The American people want Congress to take action to save the service network. As President Rolando states in his letter, Congress should take action to “strengthen and build the Postal Service, not weaken and slowly destroy it.” As Congress debates the future of the Postal Service, it should pause and take into account the will of the people. More than 1 million Americans signed an open letter to their senators and representatives urging them to preserve six-day mail delivery service.Not only do Americans value affordable mail delivery six days a week, but so does a majority of representatives! In the House, there is now a bipartisan majority of co-sponsors to House Resolution 137, which expresses support for keeping six-day mail delivery.
All eyes are watching Congress: Will it take a proactive and sensible approach to return one of America’s most trusted agencies to financial solvency? Or will it instead take draconian measures to reduce service standards and phase out door-to-door mail delivery, all without addressing the root cause of the financial crisis facing the USPS?
On behalf of the nearly 300,000 men and women who comprise the National Association of Letter
Carriers (NALC), I would like to formally welcome you back, and give you a brief update on letter carriers’ actions in the field over the last six weeks. Given the gravity of pending legislation in both the House and Senate, our members are understandably engaged and are reporting overwhelming support from your constituents.

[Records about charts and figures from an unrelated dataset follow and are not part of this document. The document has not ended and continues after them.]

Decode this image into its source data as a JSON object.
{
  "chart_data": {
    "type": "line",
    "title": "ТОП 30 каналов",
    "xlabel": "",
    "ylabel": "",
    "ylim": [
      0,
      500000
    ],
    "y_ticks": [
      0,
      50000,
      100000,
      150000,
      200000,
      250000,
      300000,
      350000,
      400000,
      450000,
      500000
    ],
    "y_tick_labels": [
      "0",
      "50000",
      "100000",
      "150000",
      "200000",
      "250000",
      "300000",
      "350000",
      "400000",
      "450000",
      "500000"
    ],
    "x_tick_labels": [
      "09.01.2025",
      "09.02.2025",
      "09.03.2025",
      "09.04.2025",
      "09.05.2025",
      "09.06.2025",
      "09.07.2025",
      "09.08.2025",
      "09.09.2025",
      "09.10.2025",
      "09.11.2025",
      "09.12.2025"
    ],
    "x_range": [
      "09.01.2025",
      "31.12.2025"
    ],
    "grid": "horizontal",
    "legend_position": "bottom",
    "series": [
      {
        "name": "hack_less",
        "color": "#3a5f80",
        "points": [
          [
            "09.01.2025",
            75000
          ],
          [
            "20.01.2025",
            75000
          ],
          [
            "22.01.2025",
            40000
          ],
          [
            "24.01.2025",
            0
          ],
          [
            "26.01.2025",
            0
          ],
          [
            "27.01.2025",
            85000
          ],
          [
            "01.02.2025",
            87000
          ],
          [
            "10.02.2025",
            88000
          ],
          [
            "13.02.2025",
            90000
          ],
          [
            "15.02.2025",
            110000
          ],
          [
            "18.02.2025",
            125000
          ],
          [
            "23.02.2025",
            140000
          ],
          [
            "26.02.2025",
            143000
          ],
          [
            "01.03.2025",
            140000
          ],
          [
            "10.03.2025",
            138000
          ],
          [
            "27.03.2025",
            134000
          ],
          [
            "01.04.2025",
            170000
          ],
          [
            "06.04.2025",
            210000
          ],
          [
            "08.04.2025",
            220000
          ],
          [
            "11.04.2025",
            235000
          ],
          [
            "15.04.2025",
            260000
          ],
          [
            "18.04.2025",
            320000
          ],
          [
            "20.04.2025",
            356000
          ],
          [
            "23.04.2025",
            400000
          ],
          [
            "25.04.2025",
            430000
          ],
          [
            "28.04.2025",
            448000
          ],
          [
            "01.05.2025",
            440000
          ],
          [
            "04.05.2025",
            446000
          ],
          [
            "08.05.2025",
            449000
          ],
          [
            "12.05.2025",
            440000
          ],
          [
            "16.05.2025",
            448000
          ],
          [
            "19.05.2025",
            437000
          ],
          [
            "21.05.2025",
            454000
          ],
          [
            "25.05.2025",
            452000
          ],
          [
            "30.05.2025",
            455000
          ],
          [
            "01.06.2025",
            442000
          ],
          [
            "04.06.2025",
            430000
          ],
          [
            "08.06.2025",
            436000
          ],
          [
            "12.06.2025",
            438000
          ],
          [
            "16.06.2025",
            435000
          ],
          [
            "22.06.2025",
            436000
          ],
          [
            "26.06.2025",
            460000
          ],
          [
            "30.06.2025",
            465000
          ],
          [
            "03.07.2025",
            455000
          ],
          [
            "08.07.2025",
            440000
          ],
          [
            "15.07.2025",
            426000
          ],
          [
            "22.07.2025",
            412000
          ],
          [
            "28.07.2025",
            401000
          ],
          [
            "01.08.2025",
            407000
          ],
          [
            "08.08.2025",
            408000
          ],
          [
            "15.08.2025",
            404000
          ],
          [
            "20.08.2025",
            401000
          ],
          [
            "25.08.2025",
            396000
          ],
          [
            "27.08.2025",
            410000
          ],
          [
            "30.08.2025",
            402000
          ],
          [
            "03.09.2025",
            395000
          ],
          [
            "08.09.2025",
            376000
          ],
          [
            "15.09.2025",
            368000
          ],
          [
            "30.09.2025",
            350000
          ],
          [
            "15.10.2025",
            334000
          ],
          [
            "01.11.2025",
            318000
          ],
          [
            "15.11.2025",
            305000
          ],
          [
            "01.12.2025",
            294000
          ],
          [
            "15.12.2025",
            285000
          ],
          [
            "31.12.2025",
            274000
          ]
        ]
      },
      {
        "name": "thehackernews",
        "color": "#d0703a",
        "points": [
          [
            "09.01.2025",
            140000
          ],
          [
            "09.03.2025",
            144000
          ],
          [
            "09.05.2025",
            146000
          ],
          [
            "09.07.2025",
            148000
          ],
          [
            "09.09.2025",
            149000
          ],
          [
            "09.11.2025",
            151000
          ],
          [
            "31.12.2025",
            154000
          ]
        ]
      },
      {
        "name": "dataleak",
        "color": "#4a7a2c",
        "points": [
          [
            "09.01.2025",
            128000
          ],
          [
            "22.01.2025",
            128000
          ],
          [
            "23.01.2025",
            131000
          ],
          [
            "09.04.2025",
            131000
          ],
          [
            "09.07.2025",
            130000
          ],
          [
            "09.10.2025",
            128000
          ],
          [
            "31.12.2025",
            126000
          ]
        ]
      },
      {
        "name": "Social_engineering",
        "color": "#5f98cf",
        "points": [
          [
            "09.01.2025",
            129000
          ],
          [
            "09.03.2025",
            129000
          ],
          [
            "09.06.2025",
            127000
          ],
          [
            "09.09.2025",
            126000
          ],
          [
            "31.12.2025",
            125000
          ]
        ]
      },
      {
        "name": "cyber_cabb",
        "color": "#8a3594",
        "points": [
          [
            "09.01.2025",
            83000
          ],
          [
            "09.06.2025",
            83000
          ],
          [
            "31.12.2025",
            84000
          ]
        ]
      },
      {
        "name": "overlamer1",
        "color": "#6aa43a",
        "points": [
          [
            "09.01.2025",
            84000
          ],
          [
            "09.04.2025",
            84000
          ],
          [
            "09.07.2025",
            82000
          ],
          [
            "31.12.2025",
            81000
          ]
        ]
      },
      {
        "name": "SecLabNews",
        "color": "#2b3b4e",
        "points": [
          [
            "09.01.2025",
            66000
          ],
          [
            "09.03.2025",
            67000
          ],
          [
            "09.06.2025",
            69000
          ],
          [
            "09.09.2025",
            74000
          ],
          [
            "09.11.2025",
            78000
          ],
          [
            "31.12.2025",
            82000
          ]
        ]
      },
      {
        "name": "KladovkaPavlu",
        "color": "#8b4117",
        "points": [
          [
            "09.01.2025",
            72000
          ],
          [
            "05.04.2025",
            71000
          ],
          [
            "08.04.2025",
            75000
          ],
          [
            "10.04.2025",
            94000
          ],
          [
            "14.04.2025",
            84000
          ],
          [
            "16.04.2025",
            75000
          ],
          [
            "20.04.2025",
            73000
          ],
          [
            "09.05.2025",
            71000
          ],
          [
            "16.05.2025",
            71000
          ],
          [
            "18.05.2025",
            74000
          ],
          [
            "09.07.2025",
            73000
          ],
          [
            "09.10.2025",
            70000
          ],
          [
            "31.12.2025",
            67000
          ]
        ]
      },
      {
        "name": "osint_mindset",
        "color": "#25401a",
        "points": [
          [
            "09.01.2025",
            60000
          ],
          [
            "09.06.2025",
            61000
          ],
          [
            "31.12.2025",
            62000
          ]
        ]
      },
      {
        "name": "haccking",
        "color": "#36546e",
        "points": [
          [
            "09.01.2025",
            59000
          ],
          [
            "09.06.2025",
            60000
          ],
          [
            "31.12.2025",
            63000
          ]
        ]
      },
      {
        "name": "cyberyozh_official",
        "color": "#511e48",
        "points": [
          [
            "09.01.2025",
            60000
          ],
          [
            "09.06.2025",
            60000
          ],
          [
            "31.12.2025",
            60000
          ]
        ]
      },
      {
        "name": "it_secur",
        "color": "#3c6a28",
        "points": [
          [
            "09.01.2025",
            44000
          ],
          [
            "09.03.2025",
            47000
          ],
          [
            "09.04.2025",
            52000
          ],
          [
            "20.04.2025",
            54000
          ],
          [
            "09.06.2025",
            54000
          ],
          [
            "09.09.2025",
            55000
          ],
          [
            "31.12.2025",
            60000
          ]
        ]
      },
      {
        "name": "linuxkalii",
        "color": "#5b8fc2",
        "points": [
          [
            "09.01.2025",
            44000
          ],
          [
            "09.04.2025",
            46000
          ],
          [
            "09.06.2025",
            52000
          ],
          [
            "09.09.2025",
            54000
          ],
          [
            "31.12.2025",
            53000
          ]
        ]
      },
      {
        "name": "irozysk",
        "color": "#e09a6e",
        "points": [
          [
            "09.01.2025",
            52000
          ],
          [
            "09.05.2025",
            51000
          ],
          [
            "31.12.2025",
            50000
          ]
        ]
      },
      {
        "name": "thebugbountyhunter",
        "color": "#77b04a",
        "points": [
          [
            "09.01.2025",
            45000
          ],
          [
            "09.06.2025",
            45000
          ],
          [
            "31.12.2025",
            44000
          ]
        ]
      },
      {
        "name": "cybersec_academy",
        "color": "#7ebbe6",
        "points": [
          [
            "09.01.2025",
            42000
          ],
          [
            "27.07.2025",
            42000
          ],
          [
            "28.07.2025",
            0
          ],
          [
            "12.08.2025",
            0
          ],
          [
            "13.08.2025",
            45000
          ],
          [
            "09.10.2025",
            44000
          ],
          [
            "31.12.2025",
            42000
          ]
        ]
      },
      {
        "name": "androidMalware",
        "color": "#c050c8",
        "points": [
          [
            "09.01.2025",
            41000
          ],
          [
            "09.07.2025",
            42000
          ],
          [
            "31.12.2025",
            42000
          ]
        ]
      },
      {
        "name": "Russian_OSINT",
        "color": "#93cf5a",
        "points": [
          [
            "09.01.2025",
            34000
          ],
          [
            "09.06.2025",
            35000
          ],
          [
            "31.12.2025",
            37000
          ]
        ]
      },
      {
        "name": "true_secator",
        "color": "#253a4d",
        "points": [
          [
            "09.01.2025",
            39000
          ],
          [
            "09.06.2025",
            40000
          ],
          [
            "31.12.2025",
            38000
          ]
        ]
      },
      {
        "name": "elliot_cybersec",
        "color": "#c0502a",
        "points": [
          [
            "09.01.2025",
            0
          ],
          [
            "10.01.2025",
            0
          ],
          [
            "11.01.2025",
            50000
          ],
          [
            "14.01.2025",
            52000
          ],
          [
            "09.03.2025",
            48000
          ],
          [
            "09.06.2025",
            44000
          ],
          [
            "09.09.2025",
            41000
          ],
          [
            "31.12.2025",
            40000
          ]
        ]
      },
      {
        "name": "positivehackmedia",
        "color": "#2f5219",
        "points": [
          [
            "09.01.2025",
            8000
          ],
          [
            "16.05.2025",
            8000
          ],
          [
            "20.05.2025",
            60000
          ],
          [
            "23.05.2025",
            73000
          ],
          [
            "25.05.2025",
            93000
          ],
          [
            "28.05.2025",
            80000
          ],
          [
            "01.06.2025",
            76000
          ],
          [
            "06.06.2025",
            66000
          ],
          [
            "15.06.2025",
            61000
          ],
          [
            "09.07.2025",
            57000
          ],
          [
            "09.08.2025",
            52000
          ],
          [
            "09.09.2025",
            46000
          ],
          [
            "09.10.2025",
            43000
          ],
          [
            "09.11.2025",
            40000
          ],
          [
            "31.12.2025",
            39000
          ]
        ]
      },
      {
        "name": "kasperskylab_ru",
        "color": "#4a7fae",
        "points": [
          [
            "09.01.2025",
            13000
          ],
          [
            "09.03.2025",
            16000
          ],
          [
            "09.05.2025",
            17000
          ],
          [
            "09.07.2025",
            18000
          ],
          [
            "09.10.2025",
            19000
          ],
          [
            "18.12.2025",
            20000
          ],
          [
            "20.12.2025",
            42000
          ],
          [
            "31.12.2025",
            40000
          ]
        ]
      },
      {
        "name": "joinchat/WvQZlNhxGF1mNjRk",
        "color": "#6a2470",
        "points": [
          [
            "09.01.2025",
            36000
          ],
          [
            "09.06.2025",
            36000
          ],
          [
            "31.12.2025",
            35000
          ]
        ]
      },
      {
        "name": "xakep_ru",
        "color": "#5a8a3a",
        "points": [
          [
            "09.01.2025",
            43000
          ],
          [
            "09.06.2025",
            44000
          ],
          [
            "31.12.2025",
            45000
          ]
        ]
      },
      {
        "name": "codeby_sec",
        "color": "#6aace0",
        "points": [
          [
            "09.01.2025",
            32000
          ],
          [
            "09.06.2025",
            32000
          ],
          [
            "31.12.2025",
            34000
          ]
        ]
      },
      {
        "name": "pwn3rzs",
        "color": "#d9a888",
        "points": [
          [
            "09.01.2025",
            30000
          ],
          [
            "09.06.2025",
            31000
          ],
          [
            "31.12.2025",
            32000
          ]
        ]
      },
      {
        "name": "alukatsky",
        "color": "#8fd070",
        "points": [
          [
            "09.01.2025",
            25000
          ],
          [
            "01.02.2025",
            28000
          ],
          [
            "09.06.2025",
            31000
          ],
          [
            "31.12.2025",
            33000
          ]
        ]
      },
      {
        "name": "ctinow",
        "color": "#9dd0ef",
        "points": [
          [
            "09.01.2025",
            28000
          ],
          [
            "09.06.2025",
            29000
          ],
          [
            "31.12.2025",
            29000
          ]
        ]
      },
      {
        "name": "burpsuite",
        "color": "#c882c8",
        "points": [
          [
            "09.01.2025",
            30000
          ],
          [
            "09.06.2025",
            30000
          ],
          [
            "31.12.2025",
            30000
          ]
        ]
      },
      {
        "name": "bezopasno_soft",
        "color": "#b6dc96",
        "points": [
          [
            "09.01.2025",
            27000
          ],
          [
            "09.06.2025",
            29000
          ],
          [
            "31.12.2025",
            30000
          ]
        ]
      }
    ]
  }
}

In fact, since beginning a petition drive in support of protecting 6-day mail delivery late last year, our members have gathered over 1 million signatures from Americans who oppose eliminating a day of delivery. Various bills making their way through both houses of Congress would eliminate this unique 6-day service, making it more difficult for the Postal Service to remain competitive and offer essential services to customers in every community, including hundreds of thousands in your district. I urge you to reject those proposals in lieu of legislative solutions that strive to strengthen and build the Postal Service, not weaken and slowly destroy it.
Again, I am pleased to welcome you back, and look forward to working together for the remainder of the session to ensure a competitive and financially viable Postal Service.